Speaking to the Neil Prendeville show on Cork’s RedFM today, she said his release today means "I'm rattling from my head to my toes...I don't want to see him...He has put my family through horrible pain."
Jill's father has served six and a half years of a 12-year sentence imposed in March 2012 and will undergo 18 months post-release supervision by the Probation Service. Jill believes her father hates her and bears her ill will.
"He had a great life and I took that away from him (by taking the case to court)," she said. "I just want him gone...He was not sorry at all (for what he did to me)."
She said there is a court order in place that the man is not allowed to have any contact with her and her family, but she said that the fact he is moving back into the northside suburb of Cork city where she still lives is putting her and her relatives under immense pressure.
Jill added she feared what her father might do to another child. "He's a dangerous individual...He's very charming and I'm fearful he's going to get into a relationship with someone with kids," she said.
She said people like her father should not be allowed out from jail. "He is not sorry," she said.
Detailing the effects of the abuse on her, Jill said her memory and sleep patterns have been affected by stress. She gets about only three hours sleep a night. "I thought I had early-onset Alzeihmer's and I got myself checked out, but they said it was memory loss due to stress," she said.
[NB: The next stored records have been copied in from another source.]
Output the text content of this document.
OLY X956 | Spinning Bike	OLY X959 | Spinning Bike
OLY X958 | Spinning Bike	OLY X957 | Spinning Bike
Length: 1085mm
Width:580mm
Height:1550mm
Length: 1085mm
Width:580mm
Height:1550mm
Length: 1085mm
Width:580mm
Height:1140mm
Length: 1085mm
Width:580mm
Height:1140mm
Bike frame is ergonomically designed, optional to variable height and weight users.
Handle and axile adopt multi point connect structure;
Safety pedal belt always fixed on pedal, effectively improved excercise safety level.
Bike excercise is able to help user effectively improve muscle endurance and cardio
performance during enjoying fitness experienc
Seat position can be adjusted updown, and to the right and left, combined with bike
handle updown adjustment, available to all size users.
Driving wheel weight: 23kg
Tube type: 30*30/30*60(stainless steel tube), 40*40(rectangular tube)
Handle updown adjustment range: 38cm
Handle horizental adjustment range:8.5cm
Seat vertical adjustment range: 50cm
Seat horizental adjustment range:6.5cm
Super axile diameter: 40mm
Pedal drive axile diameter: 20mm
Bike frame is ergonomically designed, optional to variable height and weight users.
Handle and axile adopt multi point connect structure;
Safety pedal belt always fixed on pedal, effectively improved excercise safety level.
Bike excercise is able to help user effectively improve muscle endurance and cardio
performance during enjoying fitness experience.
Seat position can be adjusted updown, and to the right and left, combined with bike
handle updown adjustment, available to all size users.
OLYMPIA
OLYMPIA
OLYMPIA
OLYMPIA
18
Jill, who has a young daughter, added there is no prospect of moving from where she is living herself, in the short term. "It will take at least three years (to get a house elsewhere)," she said.
Councillor Ted Tynan said he was very well aware of the case, and had enormous respect and compassion for Jill. He called on Cork City Council to treat this case as a priority, and to expedite Jill's move away from where she and her family currently live, so that she did not run such a risk of encountering her father. He said the community would give Jill all possible support.
Asked what she would do if she saw her father, Jill said: "I'd like to think I'd run away (if I saw him), but I'm so angry I'm not sure what I would do."
"I'm broken, and I'm going to (stay) broken," she said, adding her only way out was for her father to die. "He is not sorry. I can't forgive and I can't forget," she said.